Amy Lee - Evanescence
Pas de rappel après l’apothéose sur « Bring Me To Life », on pouvait se dire qu’il y avait un deal pour que ni l’un ni l’autre ne se plie au rite qui est censé attester que tout le monde en redemande après un show exceptionnel. Mais, comme Within Temptation ne se gênera pas, on en conclura que, ce soir-là, Evanescence a bel et bien assuré une première partie de luxe du groupe néerlandais. Ni plus ni moins. Pour Amy, le challenge sera bien de solidifier un vrai groupe et de collaborer étroitement avec lui pour enfin surpasser Fallen. Ne doutons pas qu’elle en soit capable.

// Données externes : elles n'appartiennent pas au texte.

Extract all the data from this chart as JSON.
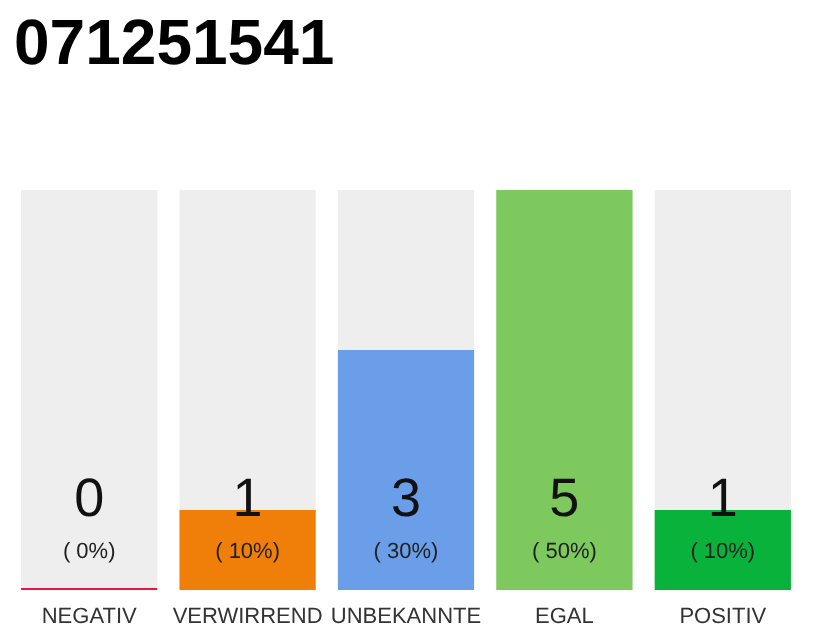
{
  "chart_data": {
    "type": "bar",
    "title": "071251541",
    "categories": [
      "NEGATIV",
      "VERWIRREND",
      "UNBEKANNTE",
      "EGAL",
      "POSITIV"
    ],
    "values": [
      0,
      1,
      3,
      5,
      1
    ],
    "colors": [
      "#e8173d",
      "#f07f09",
      "#6a9ee8",
      "#7dc95e",
      "#09b33b"
    ],
    "value_labels": [
      "0\n( 0%)",
      "1\n( 10%)",
      "3\n( 30%)",
      "5\n( 50%)",
      "1\n( 10%)"
    ],
    "tick_labels": "x"
  }
}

En dépit de ce constat, si on enfonçait le clou de ce qui pouvait apparaître comme la finale d’un « mondial des chanteuses de metal symphonique », force était de reconnaître qu’Amy, au sommet de ses capacités (ce qui n’a pas toujours été le cas dans le passé), l’a remporté haut la main face à sa redoutable adversaire. Avec un registre plus varié et, surtout, une puissance qui ne nuisait en rien à l’expressivité, elle a encore une (très) petite longueur d’avance sur Sharon qui donne rarement l’impression de mouiller la chemise (ou plutôt ses magnifiques robes de contes de fées). De 8 ans l’aînée, elle laisse l’impression d’être bien sage et presque sobre face à la très expansive Américaine.

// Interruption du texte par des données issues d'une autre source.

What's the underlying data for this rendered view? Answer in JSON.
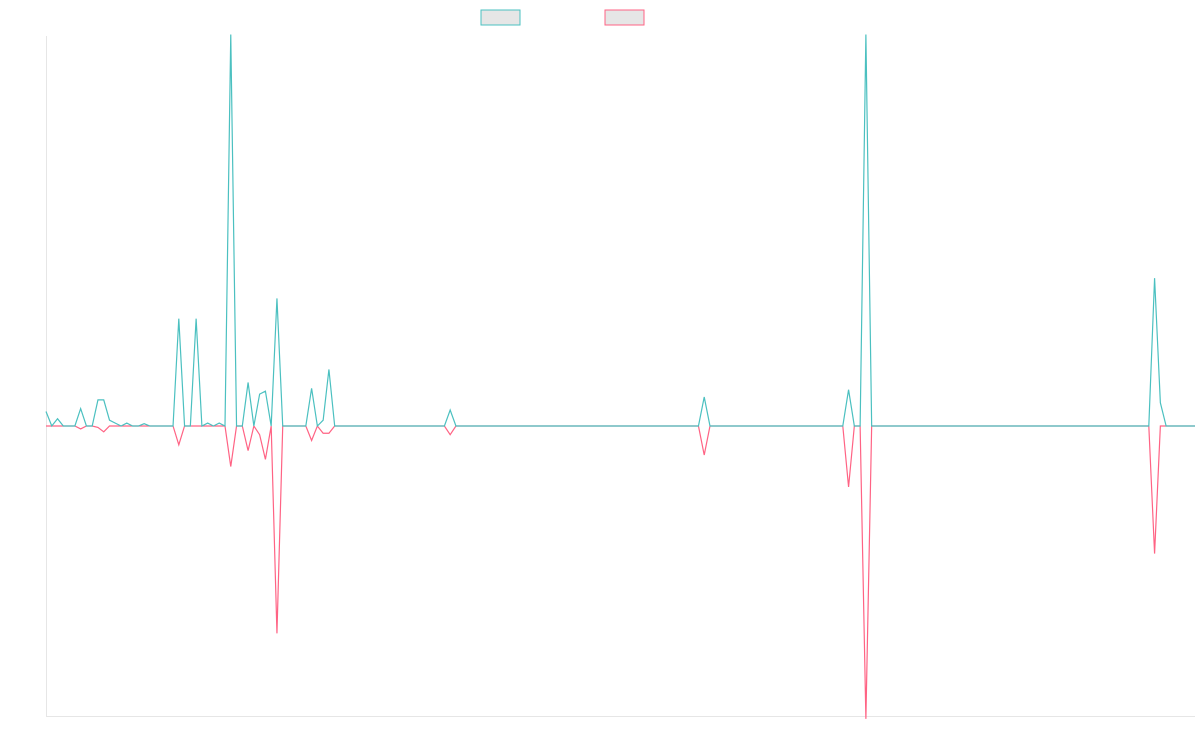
{
  "colors": {
    "series_a": "#4bc0c0",
    "series_b": "#ff6384",
    "legend_fill": "#e6e6e6",
    "axis": "#e6e6e6"
  },
  "chart_data": {
    "type": "line",
    "title": "",
    "xlabel": "",
    "ylabel": "",
    "grid": false,
    "legend_position": "top-center",
    "ylim": [
      -100,
      100
    ],
    "n_points": 200,
    "series": [
      {
        "color": "#4bc0c0",
        "baseline": 0,
        "values_by_index": {
          "0": 5,
          "2": 2.5,
          "6": 6,
          "9": 9,
          "10": 9,
          "11": 2,
          "12": 1,
          "14": 1,
          "17": 0.8,
          "23": 37,
          "26": 37,
          "28": 1,
          "30": 1,
          "32": 135,
          "35": 15,
          "37": 11,
          "38": 12,
          "40": 44,
          "46": 13,
          "48": 2,
          "49": 19.5,
          "70": 5.5,
          "114": 10,
          "139": 12.5,
          "142": 135,
          "192": 51,
          "193": 8
        }
      },
      {
        "color": "#ff6384",
        "baseline": 0,
        "values_by_index": {
          "6": -1,
          "9": -0.5,
          "10": -2,
          "23": -6.5,
          "32": -14,
          "35": -8.5,
          "37": -3,
          "38": -11.5,
          "40": -71.5,
          "46": -5,
          "48": -2.5,
          "49": -2.5,
          "70": -3,
          "114": -10,
          "139": -21,
          "142": -101,
          "192": -44
        }
      }
    ]
  }
}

Sharon Den Adel -Within Temptation
En revanche, il n’y a pas photo (ou plutôt si et des tas !), la très jolie scène en triangle d’Evanescence ne pesait pas lourd, comparé à l’énorme déballage de Within Temptation, à faire baver d’envie Rammstein. Mais, sans vouloir manquer de respect envers le reste du groupe, notamment ses deux remarquables guitaristes, Stefan Helleblad et Ruud Jolie, quand on n’a pas d’yeux et d’oreilles pour Sharon, c’est qu’ils sont accaparés par une production aussi clinquante que millimétrée. Chaque morceau a droit à sa mise en scène avec écrans vidéos, explosions et fumigènes de rigueur, mais cela laisse rarement l’impression que ce sont de véritables musiciens qui jouent et qu’ils ont toute latitude pour s’exprimer à leur guise, voire improviser ne serait-ce que quelques secondes. Le passage en revue des sept albums du groupe évoque plus une playlist Spotify qu’un concert de metal où le groupe prend tous les risques.

Sharon Den Adel - Within Temptation

Within Temptation
À l’image du final cosmique sur « Mother Earth », on en sortira en se disant que ce n’est pas tant un album live (sans réel intérêt par rapport aux versions studio), dans lequel le fan investira, mais plutôt un DVD/Blu-ray.